10 Junho 2022
O Programa Mundial da UNESCO para a Avaliação de Recursos Hídricos reconhece as águas residuais como um “recurso desperdiçado”, incentivando sua valorização por meio de tecnologias de tratamento e reúso.
A reportagem é publicada por EcoDebate, 09-06-2022.
A Organização das Nações Unidas (ONU) definiu a Revitalização como principal ação coletiva para as celebrações deste ano em torno do Dia Mundial dos Oceanos (08/06) e a Associação Latino-Americana de Dessalinização e Reúso de Água (ALADYR) se junta a essa corrente destacando que a primeira grande medida de proteção aos oceanos passa por intensificar a reutilização de águas residuais, interrompendo assim o despejo de contaminantes nas bacias hidrográficas.

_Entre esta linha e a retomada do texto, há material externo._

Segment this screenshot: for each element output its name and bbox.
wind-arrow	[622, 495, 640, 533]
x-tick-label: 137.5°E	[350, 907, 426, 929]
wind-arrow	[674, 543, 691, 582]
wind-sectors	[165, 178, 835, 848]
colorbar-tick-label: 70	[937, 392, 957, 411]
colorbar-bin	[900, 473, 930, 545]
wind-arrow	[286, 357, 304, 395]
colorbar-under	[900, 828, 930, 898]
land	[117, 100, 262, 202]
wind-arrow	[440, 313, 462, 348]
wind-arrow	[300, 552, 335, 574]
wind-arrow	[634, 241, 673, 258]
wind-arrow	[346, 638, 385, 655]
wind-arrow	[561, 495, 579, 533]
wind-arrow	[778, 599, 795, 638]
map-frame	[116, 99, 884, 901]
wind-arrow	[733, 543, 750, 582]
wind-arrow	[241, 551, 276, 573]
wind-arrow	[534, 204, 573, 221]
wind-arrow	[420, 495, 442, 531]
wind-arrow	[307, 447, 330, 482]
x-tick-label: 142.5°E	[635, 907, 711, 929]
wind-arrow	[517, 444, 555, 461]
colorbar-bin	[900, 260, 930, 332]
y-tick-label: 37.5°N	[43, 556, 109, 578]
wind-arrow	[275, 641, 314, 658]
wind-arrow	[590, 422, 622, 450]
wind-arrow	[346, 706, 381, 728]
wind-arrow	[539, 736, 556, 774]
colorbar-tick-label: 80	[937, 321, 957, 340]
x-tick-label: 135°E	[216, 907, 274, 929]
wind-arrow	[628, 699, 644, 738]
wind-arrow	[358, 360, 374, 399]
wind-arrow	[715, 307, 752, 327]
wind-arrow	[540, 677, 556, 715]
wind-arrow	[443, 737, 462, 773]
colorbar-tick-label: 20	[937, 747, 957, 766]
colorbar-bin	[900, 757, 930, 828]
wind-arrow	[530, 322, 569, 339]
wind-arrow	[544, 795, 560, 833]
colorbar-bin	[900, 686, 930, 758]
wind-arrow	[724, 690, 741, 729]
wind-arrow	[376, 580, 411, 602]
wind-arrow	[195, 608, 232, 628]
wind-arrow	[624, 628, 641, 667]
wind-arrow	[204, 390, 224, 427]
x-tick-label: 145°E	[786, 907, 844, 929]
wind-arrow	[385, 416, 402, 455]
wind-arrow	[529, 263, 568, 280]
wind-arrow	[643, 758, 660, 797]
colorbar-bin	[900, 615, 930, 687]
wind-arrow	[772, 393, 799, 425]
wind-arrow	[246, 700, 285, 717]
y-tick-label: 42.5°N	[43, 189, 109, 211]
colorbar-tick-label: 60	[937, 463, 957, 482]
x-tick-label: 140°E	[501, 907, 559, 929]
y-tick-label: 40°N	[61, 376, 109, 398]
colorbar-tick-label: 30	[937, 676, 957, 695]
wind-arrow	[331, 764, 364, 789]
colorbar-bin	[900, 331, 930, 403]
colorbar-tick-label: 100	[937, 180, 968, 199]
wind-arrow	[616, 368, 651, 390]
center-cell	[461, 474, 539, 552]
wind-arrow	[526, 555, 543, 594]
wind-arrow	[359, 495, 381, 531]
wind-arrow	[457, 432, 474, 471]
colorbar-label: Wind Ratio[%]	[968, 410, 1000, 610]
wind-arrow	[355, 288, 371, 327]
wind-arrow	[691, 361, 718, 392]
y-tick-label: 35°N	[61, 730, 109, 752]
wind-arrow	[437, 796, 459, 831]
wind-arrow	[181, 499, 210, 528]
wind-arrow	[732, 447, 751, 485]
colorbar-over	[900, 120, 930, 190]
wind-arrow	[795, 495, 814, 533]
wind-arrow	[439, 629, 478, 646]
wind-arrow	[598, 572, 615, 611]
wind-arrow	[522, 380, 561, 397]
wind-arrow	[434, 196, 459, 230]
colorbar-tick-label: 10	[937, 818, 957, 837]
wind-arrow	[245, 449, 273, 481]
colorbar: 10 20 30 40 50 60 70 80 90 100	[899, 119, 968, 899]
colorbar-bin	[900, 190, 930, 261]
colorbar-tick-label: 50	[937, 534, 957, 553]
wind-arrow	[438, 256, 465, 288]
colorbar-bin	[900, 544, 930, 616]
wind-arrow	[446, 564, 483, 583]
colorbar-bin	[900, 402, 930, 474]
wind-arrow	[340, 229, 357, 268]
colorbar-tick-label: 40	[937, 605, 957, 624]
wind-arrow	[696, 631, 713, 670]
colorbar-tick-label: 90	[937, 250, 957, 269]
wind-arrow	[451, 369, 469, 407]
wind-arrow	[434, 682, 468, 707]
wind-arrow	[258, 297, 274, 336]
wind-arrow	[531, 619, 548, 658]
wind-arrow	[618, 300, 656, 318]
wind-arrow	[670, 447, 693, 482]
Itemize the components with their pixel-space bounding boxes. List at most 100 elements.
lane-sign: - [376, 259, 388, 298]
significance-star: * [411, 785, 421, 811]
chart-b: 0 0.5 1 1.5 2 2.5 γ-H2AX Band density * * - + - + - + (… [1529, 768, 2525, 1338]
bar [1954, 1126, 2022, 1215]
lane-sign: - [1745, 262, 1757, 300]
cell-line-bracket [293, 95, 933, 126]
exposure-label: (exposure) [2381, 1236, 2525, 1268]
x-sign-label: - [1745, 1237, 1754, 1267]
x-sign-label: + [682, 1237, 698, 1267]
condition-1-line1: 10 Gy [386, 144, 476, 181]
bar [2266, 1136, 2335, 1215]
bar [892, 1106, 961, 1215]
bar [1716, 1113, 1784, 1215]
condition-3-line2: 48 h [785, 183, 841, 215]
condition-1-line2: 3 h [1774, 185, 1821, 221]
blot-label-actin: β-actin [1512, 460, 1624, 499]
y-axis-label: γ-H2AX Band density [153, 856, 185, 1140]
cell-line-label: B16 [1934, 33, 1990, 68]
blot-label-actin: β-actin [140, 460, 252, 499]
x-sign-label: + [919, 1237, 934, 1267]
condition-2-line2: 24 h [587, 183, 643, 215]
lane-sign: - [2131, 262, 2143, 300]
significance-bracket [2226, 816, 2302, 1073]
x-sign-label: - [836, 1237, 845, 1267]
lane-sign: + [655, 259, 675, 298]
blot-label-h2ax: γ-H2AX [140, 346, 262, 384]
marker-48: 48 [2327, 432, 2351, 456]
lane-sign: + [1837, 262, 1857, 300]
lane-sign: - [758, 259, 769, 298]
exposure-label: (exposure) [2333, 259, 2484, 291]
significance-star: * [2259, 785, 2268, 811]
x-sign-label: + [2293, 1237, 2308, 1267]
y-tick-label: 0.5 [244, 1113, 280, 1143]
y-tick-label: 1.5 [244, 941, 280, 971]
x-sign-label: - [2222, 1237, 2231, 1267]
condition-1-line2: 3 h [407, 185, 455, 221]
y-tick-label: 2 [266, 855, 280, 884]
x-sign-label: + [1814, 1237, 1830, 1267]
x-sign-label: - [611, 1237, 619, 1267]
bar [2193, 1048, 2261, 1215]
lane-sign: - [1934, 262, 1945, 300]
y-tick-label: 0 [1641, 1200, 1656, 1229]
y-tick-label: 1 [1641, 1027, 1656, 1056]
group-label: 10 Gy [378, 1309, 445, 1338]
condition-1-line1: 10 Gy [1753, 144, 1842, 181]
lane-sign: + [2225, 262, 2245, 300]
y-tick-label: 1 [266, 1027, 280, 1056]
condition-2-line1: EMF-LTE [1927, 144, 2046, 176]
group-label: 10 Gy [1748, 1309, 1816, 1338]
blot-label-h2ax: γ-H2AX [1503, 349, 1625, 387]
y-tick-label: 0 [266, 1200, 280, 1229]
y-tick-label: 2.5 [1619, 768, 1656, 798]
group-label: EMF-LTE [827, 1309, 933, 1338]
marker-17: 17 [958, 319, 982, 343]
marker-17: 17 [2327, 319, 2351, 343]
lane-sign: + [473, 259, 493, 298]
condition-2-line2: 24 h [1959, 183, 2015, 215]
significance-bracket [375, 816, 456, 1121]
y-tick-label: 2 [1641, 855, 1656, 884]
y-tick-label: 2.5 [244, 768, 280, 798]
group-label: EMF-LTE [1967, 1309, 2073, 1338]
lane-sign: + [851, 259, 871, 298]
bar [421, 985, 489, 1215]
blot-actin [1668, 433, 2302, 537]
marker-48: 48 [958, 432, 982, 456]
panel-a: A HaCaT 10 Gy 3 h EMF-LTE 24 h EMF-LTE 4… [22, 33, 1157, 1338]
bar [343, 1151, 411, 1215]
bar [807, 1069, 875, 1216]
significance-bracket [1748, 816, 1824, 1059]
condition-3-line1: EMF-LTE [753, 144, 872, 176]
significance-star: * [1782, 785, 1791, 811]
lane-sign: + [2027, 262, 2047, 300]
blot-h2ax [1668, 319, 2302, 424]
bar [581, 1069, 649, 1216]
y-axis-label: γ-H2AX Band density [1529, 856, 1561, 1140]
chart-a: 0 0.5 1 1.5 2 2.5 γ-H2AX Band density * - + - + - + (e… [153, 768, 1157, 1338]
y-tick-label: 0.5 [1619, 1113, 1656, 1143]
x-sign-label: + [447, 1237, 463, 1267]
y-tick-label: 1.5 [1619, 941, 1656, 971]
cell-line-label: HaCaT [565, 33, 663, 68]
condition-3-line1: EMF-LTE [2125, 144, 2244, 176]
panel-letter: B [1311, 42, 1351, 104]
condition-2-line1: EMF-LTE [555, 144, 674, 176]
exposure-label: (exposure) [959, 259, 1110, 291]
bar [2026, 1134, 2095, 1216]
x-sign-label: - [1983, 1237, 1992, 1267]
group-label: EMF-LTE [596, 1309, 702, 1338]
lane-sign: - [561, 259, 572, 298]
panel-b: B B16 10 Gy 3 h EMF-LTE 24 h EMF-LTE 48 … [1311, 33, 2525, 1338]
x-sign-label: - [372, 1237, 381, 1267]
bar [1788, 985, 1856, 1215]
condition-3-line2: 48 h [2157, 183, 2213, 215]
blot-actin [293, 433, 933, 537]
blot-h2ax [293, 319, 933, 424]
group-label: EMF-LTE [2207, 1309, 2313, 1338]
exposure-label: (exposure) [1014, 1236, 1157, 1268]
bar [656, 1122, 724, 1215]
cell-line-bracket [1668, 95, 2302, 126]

Ambas as organizações explicam que uma das grandes ameaças aos ecossistemas marinhos é o lançamento de esgoto não tratado que, de acordo com um estudo recente, é responsável por levar 6,2 toneladas de nitrogênio por ano para as áreas costeiras do mundo, causando a proliferação tóxica de algas, eutrofização e zonas mortas.
Os oceanos representam 70% da superfície terrestre e 97% da água disponível está concentrada neles, além de serem responsáveis por absorver 30% do dióxido de carbono liberado no mundo e produzirem 50% do oxigênio do planeta. Alterações no equilíbrio desse importante ecossistema afetam organismos essenciais como manguezais, gramas marinhas e marismas que, devidamente protegidos, poderiam capturar 1,4 bilhão de toneladas de emissões de carbono por ano até 2050.
Sendo importante destacar que essa capacidade de absorver o dióxido de carbono, também merece atenção diante das preocupações globais frente às Mudanças Climáticas, explica Eduardo Pedroza, representante da ALADYR no Brasil. Pedroza destaca, com base nos dados do observatório da NASA, a agência espacial americana, “que desde o início da Revolução Industrial, a acidez das águas superficiais dos oceanos aumentou cerca de 30%. Esse aumento deve-se ao crescimento das emissões atmosféricas de CO2, absorvidos pelo oceano. Essa mudança no pH traz uma preocupação para o ecossistema marinho”, explica o químico industrial.
Soma-se a isso o fato de que mais de 8 toneladas de plástico acabam no mar todos os anos e que o fundo do mar já concentra mais de 14 milhões de toneladas de microplásticos, como constatou um estudo da agência científica nacional australiana CSIRO, o que é 35 vezes mais do que se acredita flutuar na superfície das águas e pode ter grandes consequências ambientais.
Segundo o Banco Mundial, a América Latina trata menos de 30% das águas residuais que produz e, na maioria dos casos, as estações de tratamento não removem contaminantes capazes de alterar o sistema endócrino da fauna aquática. No caso do Brasil a situação é ainda mais alarmante, dados do último levantamento do Sistema Nacional de Informações sobre Saneamento (SNIS), relativos a 2020, mostram que apenas metade do esgoto coletado é tratado antes de ser disposto nos rios e mares.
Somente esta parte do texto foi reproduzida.